CONTE DE NOEL DE REYNALD SECHER
Extrait de « 9 histoires de Noël », Gérard Bedel, Mircea Goga et Reynald Secher, Editions Via Romana, 2008.
Publié sur le Blog avec l’amicale autorisation de l’auteur.
Deux mois déjà ; deux mois que Germaine avait perdu son enfant. Perdu n’était pas le bon mot pour elle, mais elle ne savait comment dire. L’événement avait été si brutal, si dur, si définitif. Fin octobre, les Bleus étaient partout en Vendée. Les Vendéens avaient fui outre-Loire abandonnant tout derrière eux : maisons, terres, bétail….
Germaine avait préféré rester. Elle avait déjà tant donné à la guerre : ses deux frères, son père et son mari dont elle avait recueilli le dernier soupir sur le champ de bataille de Sallertaine à quelques kilomètres du château familial de Saint-Gervais.
Et puis, elle était enceinte. Elle n’était pas devenue folle grâce à cet enfant, à la fois si présent et si absent. Elle avait attendu l’accouchement avec impatience mais aussi avec une certaine inquiétude sans qu’elle comprenne vraiment pourquoi. L’enfant était né le 27 octobre, le même jour que son mari tant aimé. Elle y avait vu un signe et en avait remercié la Vierge.

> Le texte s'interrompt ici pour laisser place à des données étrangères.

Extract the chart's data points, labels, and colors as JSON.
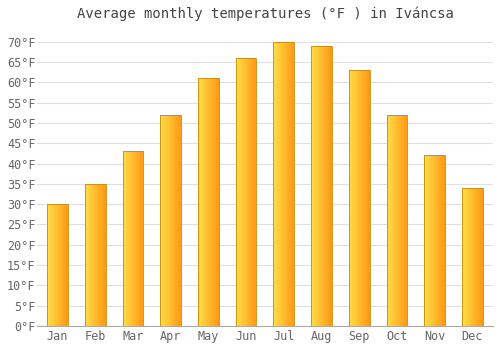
{
  "title": "Average monthly temperatures (°F ) in Iváncsa",
  "months": [
    "Jan",
    "Feb",
    "Mar",
    "Apr",
    "May",
    "Jun",
    "Jul",
    "Aug",
    "Sep",
    "Oct",
    "Nov",
    "Dec"
  ],
  "values": [
    30,
    35,
    43,
    52,
    61,
    66,
    70,
    69,
    63,
    52,
    42,
    34
  ],
  "bar_color_left": "#FFD555",
  "bar_color_right": "#FFA020",
  "bar_border_color": "#CC8800",
  "background_color": "#FFFFFF",
  "grid_color": "#E0E0E0",
  "ylim": [
    0,
    73
  ],
  "yticks": [
    0,
    5,
    10,
    15,
    20,
    25,
    30,
    35,
    40,
    45,
    50,
    55,
    60,
    65,
    70
  ],
  "title_fontsize": 10,
  "tick_fontsize": 8.5,
  "tick_color": "#666666",
  "title_color": "#444444"
}
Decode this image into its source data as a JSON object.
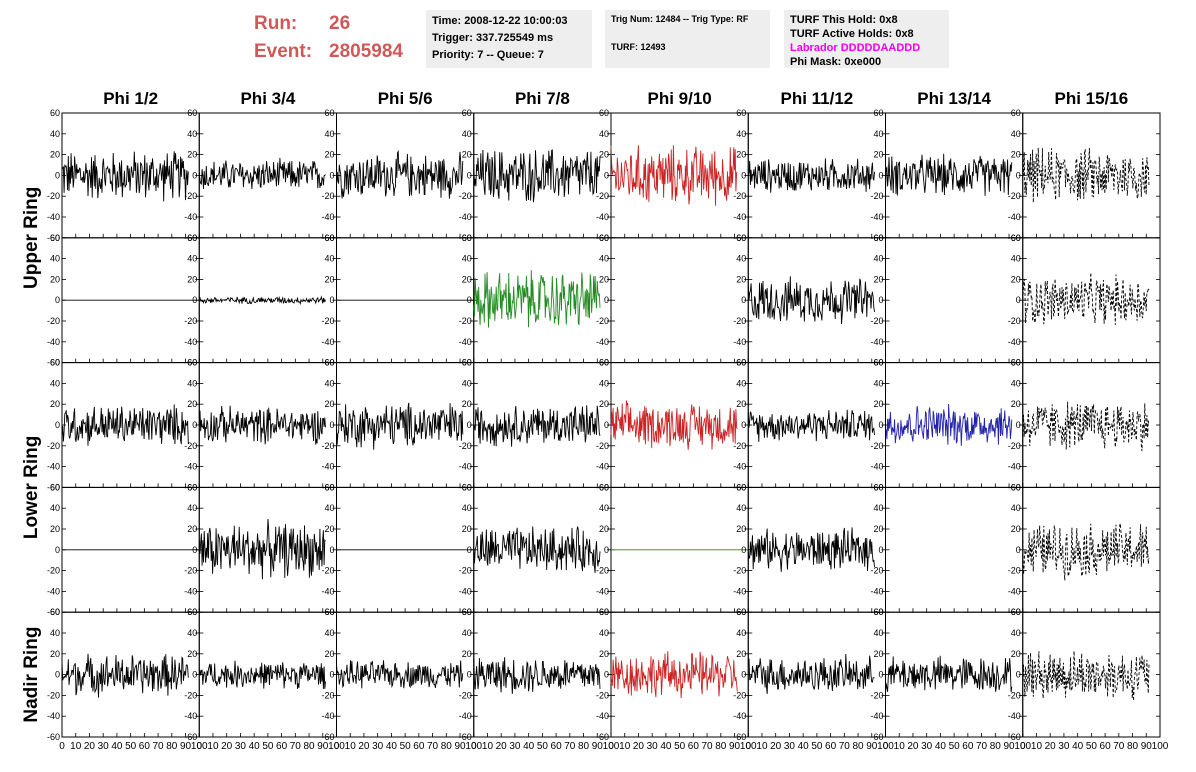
{
  "header": {
    "run_label": "Run:",
    "run_value": "26",
    "event_label": "Event:",
    "event_value": "2805984"
  },
  "info_time": {
    "time": "Time: 2008-12-22 10:00:03",
    "trigger": "Trigger: 337.725549 ms",
    "priority": "Priority: 7 -- Queue: 7"
  },
  "info_trig": {
    "trig": "Trig Num: 12484 -- Trig Type: RF",
    "turf": "TURF: 12493"
  },
  "info_turf": {
    "this_hold": "TURF This Hold: 0x8",
    "active_holds": "TURF Active Holds: 0x8",
    "labrador": "Labrador DDDDDAADDD",
    "phi_mask": "Phi Mask: 0xe000"
  },
  "colors": {
    "header_red": "#d05858",
    "info_bg": "#eeeeee",
    "labrador": "#ee00ee",
    "trace_black": "#000000",
    "trace_red": "#cc2222",
    "trace_green": "#228b22",
    "trace_blue": "#2222aa"
  },
  "chart_data": {
    "type": "line",
    "columns": [
      "Phi 1/2",
      "Phi 3/4",
      "Phi 5/6",
      "Phi 7/8",
      "Phi 9/10",
      "Phi 11/12",
      "Phi 13/14",
      "Phi 15/16"
    ],
    "rows": [
      "Upper Ring",
      "Upper Ring",
      "Lower Ring",
      "Lower Ring",
      "Nadir Ring"
    ],
    "row_labels": [
      "Upper Ring",
      "Lower Ring",
      "Nadir Ring"
    ],
    "xlim": [
      0,
      100
    ],
    "ylim": [
      -60,
      60
    ],
    "x_tick_labels": [
      "0",
      "10",
      "20",
      "30",
      "40",
      "50",
      "60",
      "70",
      "80",
      "90",
      "100"
    ],
    "y_tick_labels": [
      "60",
      "40",
      "20",
      "0",
      "-20",
      "-40",
      "-60"
    ],
    "cells": [
      [
        {
          "color": "black",
          "amp": 22,
          "style": "solid"
        },
        {
          "color": "black",
          "amp": 14,
          "style": "solid"
        },
        {
          "color": "black",
          "amp": 20,
          "style": "solid"
        },
        {
          "color": "black",
          "amp": 24,
          "style": "solid"
        },
        {
          "color": "red",
          "amp": 26,
          "style": "solid"
        },
        {
          "color": "black",
          "amp": 15,
          "style": "solid"
        },
        {
          "color": "black",
          "amp": 18,
          "style": "solid"
        },
        {
          "color": "black",
          "amp": 24,
          "style": "dashed"
        }
      ],
      [
        {
          "color": "black",
          "amp": 0,
          "style": "solid"
        },
        {
          "color": "black",
          "amp": 3,
          "style": "solid"
        },
        {
          "color": "black",
          "amp": 0,
          "style": "solid"
        },
        {
          "color": "green",
          "amp": 26,
          "style": "solid"
        },
        {
          "color": "none",
          "amp": 0,
          "style": "solid"
        },
        {
          "color": "black",
          "amp": 20,
          "style": "solid"
        },
        {
          "color": "none",
          "amp": 0,
          "style": "solid"
        },
        {
          "color": "black",
          "amp": 22,
          "style": "dashed"
        }
      ],
      [
        {
          "color": "black",
          "amp": 18,
          "style": "solid"
        },
        {
          "color": "black",
          "amp": 16,
          "style": "solid"
        },
        {
          "color": "black",
          "amp": 20,
          "style": "solid"
        },
        {
          "color": "black",
          "amp": 18,
          "style": "solid"
        },
        {
          "color": "red",
          "amp": 20,
          "style": "solid"
        },
        {
          "color": "black",
          "amp": 14,
          "style": "solid"
        },
        {
          "color": "blue",
          "amp": 18,
          "style": "solid"
        },
        {
          "color": "black",
          "amp": 22,
          "style": "dashed"
        }
      ],
      [
        {
          "color": "black",
          "amp": 0,
          "style": "solid"
        },
        {
          "color": "black",
          "amp": 24,
          "style": "solid"
        },
        {
          "color": "black",
          "amp": 0,
          "style": "solid"
        },
        {
          "color": "black",
          "amp": 20,
          "style": "solid"
        },
        {
          "color": "green",
          "amp": 0,
          "style": "solid"
        },
        {
          "color": "black",
          "amp": 18,
          "style": "solid"
        },
        {
          "color": "none",
          "amp": 0,
          "style": "solid"
        },
        {
          "color": "black",
          "amp": 24,
          "style": "dashed"
        }
      ],
      [
        {
          "color": "black",
          "amp": 18,
          "style": "solid"
        },
        {
          "color": "black",
          "amp": 12,
          "style": "solid"
        },
        {
          "color": "black",
          "amp": 12,
          "style": "solid"
        },
        {
          "color": "black",
          "amp": 16,
          "style": "solid"
        },
        {
          "color": "red",
          "amp": 20,
          "style": "solid"
        },
        {
          "color": "black",
          "amp": 16,
          "style": "solid"
        },
        {
          "color": "black",
          "amp": 16,
          "style": "solid"
        },
        {
          "color": "black",
          "amp": 22,
          "style": "dashed"
        }
      ]
    ]
  }
}
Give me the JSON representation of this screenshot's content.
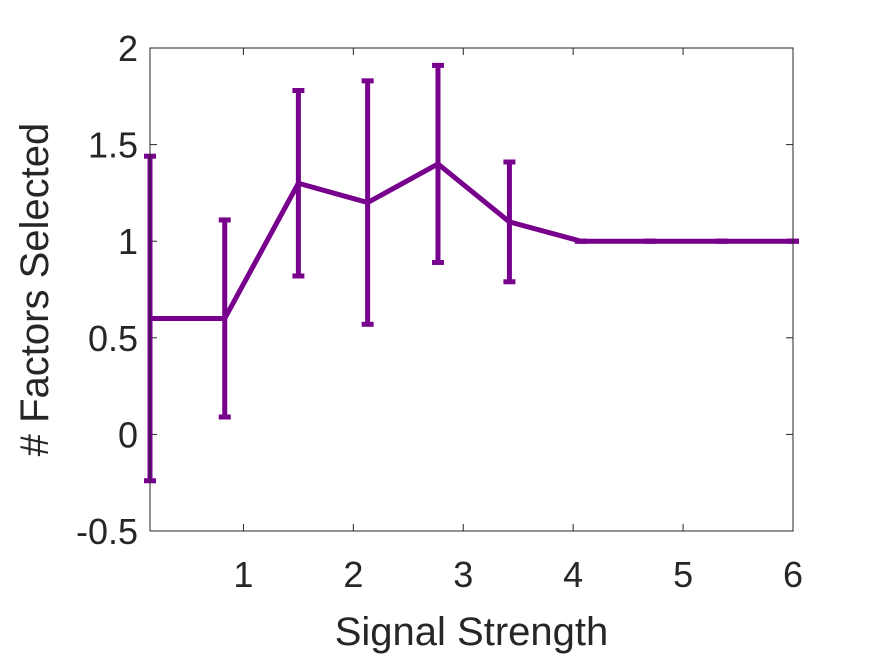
{
  "chart_data": {
    "type": "line",
    "title": "",
    "xlabel": "Signal Strength",
    "ylabel": "# Factors Selected",
    "xlim": [
      0.15,
      6
    ],
    "ylim": [
      -0.5,
      2
    ],
    "xticks": [
      1,
      2,
      3,
      4,
      5,
      6
    ],
    "yticks": [
      -0.5,
      0,
      0.5,
      1,
      1.5,
      2
    ],
    "xtick_labels": [
      "1",
      "2",
      "3",
      "4",
      "5",
      "6"
    ],
    "ytick_labels": [
      "-0.5",
      "0",
      "0.5",
      "1",
      "1.5",
      "2"
    ],
    "grid": false,
    "box": true,
    "color": "#77008C",
    "series": [
      {
        "x": [
          0.15,
          0.83,
          1.5,
          2.13,
          2.77,
          3.42,
          4.07,
          4.7,
          5.35,
          6.0
        ],
        "y": [
          0.6,
          0.6,
          1.3,
          1.2,
          1.4,
          1.1,
          1.0,
          1.0,
          1.0,
          1.0
        ],
        "err_low": [
          -0.24,
          0.09,
          0.82,
          0.57,
          0.89,
          0.79,
          1.0,
          1.0,
          1.0,
          1.0
        ],
        "err_high": [
          1.44,
          1.11,
          1.78,
          1.83,
          1.91,
          1.41,
          1.0,
          1.0,
          1.0,
          1.0
        ]
      }
    ]
  }
}
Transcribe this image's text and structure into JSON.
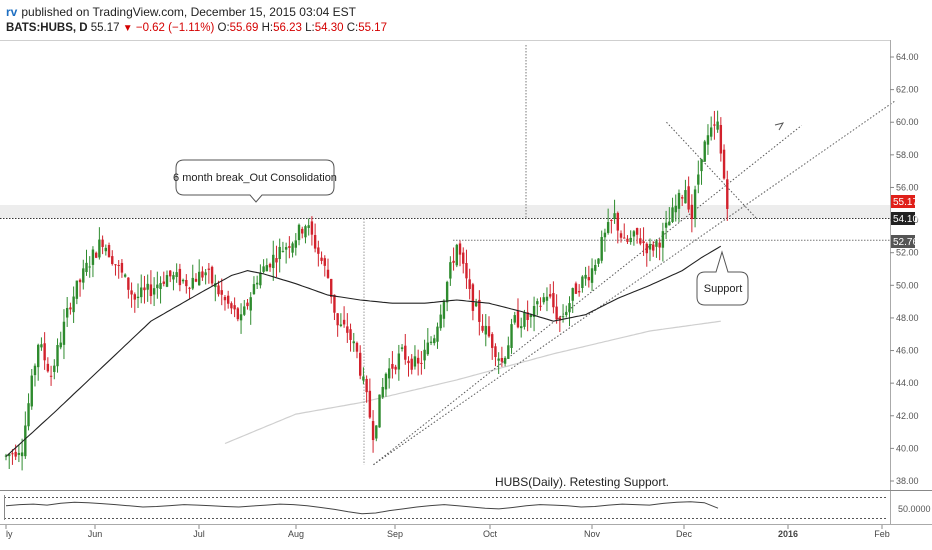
{
  "header": {
    "brand": "rv",
    "published": "published on TradingView.com, December 15, 2015 03:04 EST",
    "symbol": "BATS:HUBS, D",
    "last": "55.17",
    "change_arrow": "▼",
    "change": "−0.62 (−1.11%)",
    "open_label": "O:",
    "open": "55.69",
    "high_label": "H:",
    "high": "56.23",
    "low_label": "L:",
    "low": "54.30",
    "close_label": "C:",
    "close": "55.17"
  },
  "annotations": {
    "callout_text": "6 month break_Out Consolidation",
    "support_text": "Support",
    "study_title": "HUBS(Daily). Retesting Support."
  },
  "price_tags": {
    "last": "55.17",
    "resistance": "54.10",
    "support": "52.76"
  },
  "colors": {
    "up": "#2e8b2e",
    "down": "#d2222d",
    "ma50": "#222222",
    "ma200": "#cfcfcf",
    "last_tag": "#e0201a",
    "level_tag": "#333333"
  },
  "chart_data": {
    "type": "candlestick",
    "symbol": "BATS:HUBS",
    "interval": "D",
    "ylim": [
      37,
      65
    ],
    "y_ticks": [
      38,
      40,
      42,
      44,
      46,
      48,
      50,
      52,
      54,
      56,
      58,
      60,
      62,
      64
    ],
    "x_tick_labels": [
      "ly",
      "Jun",
      "Jul",
      "Aug",
      "Sep",
      "Oct",
      "Nov",
      "Dec",
      "2016",
      "Feb"
    ],
    "levels": {
      "resistance": 54.1,
      "support": 52.76,
      "last": 55.17
    },
    "anchors": [
      {
        "i": 0,
        "p": 39.5
      },
      {
        "i": 5,
        "p": 40.2
      },
      {
        "i": 10,
        "p": 46.5
      },
      {
        "i": 14,
        "p": 44.5
      },
      {
        "i": 20,
        "p": 49.0
      },
      {
        "i": 26,
        "p": 51.5
      },
      {
        "i": 30,
        "p": 52.8
      },
      {
        "i": 35,
        "p": 51.0
      },
      {
        "i": 40,
        "p": 49.2
      },
      {
        "i": 44,
        "p": 49.6
      },
      {
        "i": 50,
        "p": 50.6
      },
      {
        "i": 56,
        "p": 50.2
      },
      {
        "i": 62,
        "p": 50.8
      },
      {
        "i": 68,
        "p": 49.0
      },
      {
        "i": 73,
        "p": 47.8
      },
      {
        "i": 78,
        "p": 50.5
      },
      {
        "i": 82,
        "p": 51.5
      },
      {
        "i": 86,
        "p": 52.3
      },
      {
        "i": 90,
        "p": 53.0
      },
      {
        "i": 93,
        "p": 53.8
      },
      {
        "i": 96,
        "p": 52.5
      },
      {
        "i": 100,
        "p": 50.5
      },
      {
        "i": 103,
        "p": 47.5
      },
      {
        "i": 106,
        "p": 47.2
      },
      {
        "i": 109,
        "p": 45.8
      },
      {
        "i": 112,
        "p": 43.0
      },
      {
        "i": 114,
        "p": 41.0
      },
      {
        "i": 118,
        "p": 44.6
      },
      {
        "i": 123,
        "p": 45.8
      },
      {
        "i": 128,
        "p": 45.0
      },
      {
        "i": 133,
        "p": 47.0
      },
      {
        "i": 137,
        "p": 50.2
      },
      {
        "i": 140,
        "p": 52.5
      },
      {
        "i": 144,
        "p": 49.4
      },
      {
        "i": 148,
        "p": 47.5
      },
      {
        "i": 151,
        "p": 46.5
      },
      {
        "i": 154,
        "p": 45.3
      },
      {
        "i": 158,
        "p": 47.8
      },
      {
        "i": 163,
        "p": 48.0
      },
      {
        "i": 168,
        "p": 49.5
      },
      {
        "i": 172,
        "p": 47.8
      },
      {
        "i": 177,
        "p": 49.8
      },
      {
        "i": 182,
        "p": 51.0
      },
      {
        "i": 186,
        "p": 53.0
      },
      {
        "i": 189,
        "p": 54.2
      },
      {
        "i": 192,
        "p": 52.5
      },
      {
        "i": 196,
        "p": 53.0
      },
      {
        "i": 200,
        "p": 52.2
      },
      {
        "i": 204,
        "p": 53.0
      },
      {
        "i": 208,
        "p": 54.8
      },
      {
        "i": 211,
        "p": 56.0
      },
      {
        "i": 213,
        "p": 54.2
      },
      {
        "i": 216,
        "p": 58.2
      },
      {
        "i": 219,
        "p": 59.3
      },
      {
        "i": 221,
        "p": 59.8
      },
      {
        "i": 222,
        "p": 58.0
      },
      {
        "i": 224,
        "p": 55.17
      }
    ],
    "ma50": [
      {
        "i": 0,
        "p": 39.5
      },
      {
        "i": 15,
        "p": 42.2
      },
      {
        "i": 30,
        "p": 45.0
      },
      {
        "i": 45,
        "p": 47.8
      },
      {
        "i": 60,
        "p": 49.5
      },
      {
        "i": 70,
        "p": 50.6
      },
      {
        "i": 75,
        "p": 50.9
      },
      {
        "i": 80,
        "p": 50.7
      },
      {
        "i": 90,
        "p": 50.1
      },
      {
        "i": 100,
        "p": 49.4
      },
      {
        "i": 110,
        "p": 49.1
      },
      {
        "i": 120,
        "p": 48.9
      },
      {
        "i": 130,
        "p": 48.9
      },
      {
        "i": 140,
        "p": 49.1
      },
      {
        "i": 150,
        "p": 48.9
      },
      {
        "i": 160,
        "p": 48.4
      },
      {
        "i": 170,
        "p": 47.8
      },
      {
        "i": 180,
        "p": 48.2
      },
      {
        "i": 190,
        "p": 49.2
      },
      {
        "i": 200,
        "p": 50.0
      },
      {
        "i": 210,
        "p": 50.9
      },
      {
        "i": 216,
        "p": 51.7
      },
      {
        "i": 222,
        "p": 52.4
      }
    ],
    "ma200": [
      {
        "i": 68,
        "p": 40.3
      },
      {
        "i": 90,
        "p": 42.1
      },
      {
        "i": 110,
        "p": 42.8
      },
      {
        "i": 140,
        "p": 44.2
      },
      {
        "i": 170,
        "p": 45.8
      },
      {
        "i": 200,
        "p": 47.2
      },
      {
        "i": 222,
        "p": 47.8
      }
    ],
    "trendlines": [
      {
        "from": {
          "i": 93,
          "p": 39.0
        },
        "to": {
          "i": 227,
          "p": 61.3
        }
      },
      {
        "from": {
          "i": 93,
          "p": 39.0
        },
        "to": {
          "i": 198,
          "p": 59.8
        }
      },
      {
        "from": {
          "i": 184,
          "p": 60.0
        },
        "to": {
          "i": 184,
          "p": 54.1
        }
      }
    ],
    "oscillator": {
      "label": "50.0000",
      "values": [
        0.55,
        0.6,
        0.62,
        0.58,
        0.66,
        0.7,
        0.68,
        0.64,
        0.6,
        0.55,
        0.5,
        0.52,
        0.56,
        0.6,
        0.58,
        0.55,
        0.52,
        0.5,
        0.54,
        0.58,
        0.62,
        0.6,
        0.55,
        0.48,
        0.4,
        0.3,
        0.22,
        0.25,
        0.35,
        0.42,
        0.5,
        0.56,
        0.6,
        0.55,
        0.5,
        0.45,
        0.42,
        0.48,
        0.55,
        0.6,
        0.58,
        0.55,
        0.5,
        0.52,
        0.58,
        0.62,
        0.6,
        0.58,
        0.65,
        0.7,
        0.72,
        0.68,
        0.45
      ]
    }
  }
}
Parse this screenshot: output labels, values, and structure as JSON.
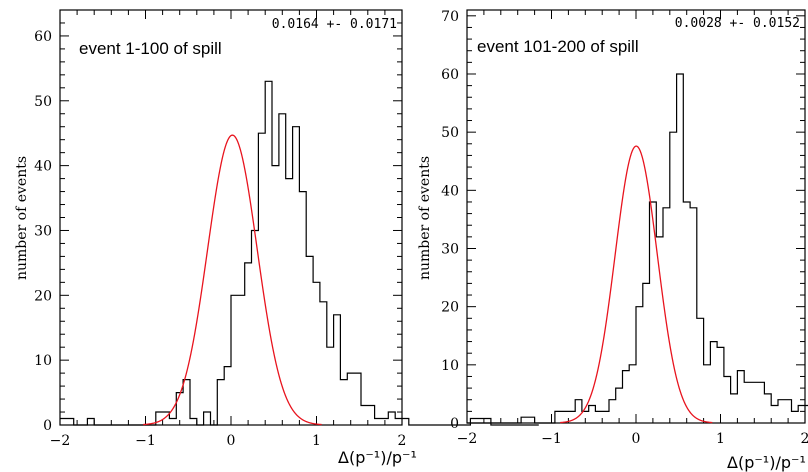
{
  "chart_data": [
    {
      "type": "histogram",
      "annotation": "event 1-100 of spill",
      "fit_result": "0.0164 +- 0.0171",
      "xlabel": "Δ(p⁻¹)/p⁻¹",
      "ylabel": "number of events",
      "xlim": [
        -2,
        2
      ],
      "ylim": [
        0,
        64
      ],
      "xticks": [
        -2,
        -1,
        0,
        1,
        2
      ],
      "yticks": [
        0,
        10,
        20,
        30,
        40,
        50,
        60
      ],
      "bin_width": 0.08,
      "bin_edges_start": -2.0,
      "counts": [
        1,
        1,
        0,
        0,
        1,
        0,
        0,
        0,
        0,
        0,
        0,
        0,
        0,
        0,
        2,
        2,
        1,
        5,
        7,
        1,
        0,
        2,
        0,
        7,
        9,
        20,
        20,
        25,
        30,
        45,
        53,
        40,
        48,
        38,
        46,
        36,
        26,
        22,
        19,
        12,
        17,
        7,
        8,
        8,
        3,
        3,
        1,
        1,
        2,
        1,
        1,
        0,
        0,
        0,
        0,
        0,
        0,
        0,
        0,
        0,
        1,
        1,
        1,
        0,
        0,
        0,
        0,
        0,
        0,
        0
      ],
      "series": [
        {
          "name": "histogram",
          "color": "#000000"
        },
        {
          "name": "gaussian fit",
          "color": "#e8141e",
          "mean": 0.0164,
          "amplitude": 44.7,
          "sigma": 0.29
        }
      ]
    },
    {
      "type": "histogram",
      "annotation": "event 101-200 of spill",
      "fit_result": "0.0028 +- 0.0152",
      "xlabel": "Δ(p⁻¹)/p⁻¹",
      "ylabel": "number of events",
      "xlim": [
        -2,
        2
      ],
      "ylim": [
        0,
        71
      ],
      "xticks": [
        -2,
        -1,
        0,
        1,
        2
      ],
      "yticks": [
        0,
        10,
        20,
        30,
        40,
        50,
        60,
        70
      ],
      "bin_width": 0.08,
      "bin_edges_start": -2.0,
      "counts": [
        0,
        0,
        0,
        0,
        0,
        0,
        0,
        0,
        1,
        1,
        0,
        0,
        0,
        2,
        2,
        2,
        4,
        2,
        3,
        2,
        2,
        4,
        6,
        9,
        10,
        20,
        24,
        38,
        32,
        37,
        50,
        60,
        38,
        37,
        18,
        10,
        14,
        13,
        8,
        5,
        9,
        7,
        7,
        7,
        5,
        3,
        4,
        4,
        2,
        3,
        3,
        0,
        0,
        0,
        0,
        1,
        1,
        0,
        0,
        1,
        1,
        1,
        0,
        0,
        0,
        0,
        0,
        0,
        0,
        0
      ],
      "series": [
        {
          "name": "histogram",
          "color": "#000000"
        },
        {
          "name": "gaussian fit",
          "color": "#e8141e",
          "mean": 0.0028,
          "amplitude": 47.6,
          "sigma": 0.25
        }
      ]
    }
  ]
}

On l’avait dite enceinte d’une fille car elle portait sur le devant. Elle avait accouché d’un garçon, nouveau signe, qu’elle avait appelé Hippolyte en hommage à la famille de son mari qui traditionnellement donnait ce prénom à l’aîné depuis des générations. C’était sa domestique, Christiane, qui l’avait accouchée. Égale à elle-même, elle avait été douce, prévenante, attentive. L’enfant était fort et ressemblait à son père. Encore un signe dont elle avait encore remercié la Vierge.
Au bonheur infini de l’instant, avait succédé l’enfer. Quelques heures après l’accouchement, un bataillon de Bleus avait envahi Challans abandonnée par l’Armée Vendéenne. Christiane, affolée, avait réussi à transporter sa maîtresse épuisée et à la cacher dans une cave, derrière des fagots, puis avait disparu.
Un Challandais, ami et témoin oculaire, lui avait raconté la suite des évènements. En revenant dans la chambre, Christiane était tombée nez à nez avec deux soldats bleus qui s’apprêtaient à tuer l’enfant. Elle avait hurlé, pleuré, supplié pour qu’on lui laisse la vie sauve … Les Bleus décontenancés et croyant avoir affaire à la mère, les avaient emmenés tous deux captifs à Nantes. On les disait noyés dans la Loire.
Germaine ne voulait pas croire en cette histoire. Elle sentait au plus profond d’elle-même, dans son cœur, que son fils, son Hippolyte, était en vie et qu’elle le reverrait. Elle s’était réfugiée dans la prière, ânonnant à longueur de journée ses suppliques en direction de la Sainte Vierge : « Ô notre Maman du ciel, protégez-le ! ».
On l’avait déclarée folle. Elle inlassablement, continuait de prier, jours et nuits : « Ô très Sainte Mère, ramenez-le moi… »
Les jours, les semaines, les mois étaient passés et, en cette veille de Noël, au milieu de l’après-midi, à genoux devant la crèche, faiblement éclairée par une flamme dansante, elle s’abandonnait encore pleine d’espérance : « Sainte Vierge Marie, ramenez-le moi ».
La Vierge Marie penchée au dessus de l’auge emplie de paille sembla soudain bouger, un rien, à peine un mouvement, une ombre peut-être... « Sainte Vierge Marie, ramenez-le-moi… ». Un cri, non, un pleur, un pleur de bébé résonna dans la nef : « Sainte Vierge Marie, ramenez-le moi… »
- Madame, c’est moi, Christiane. J’ai votre Hippolyte, il est ici, il est à vous…
- Sainte Vierge Marie, merci….
Reynald Secher
Vitrail de l'église des Lucs-sur-Boulogne (Vendée).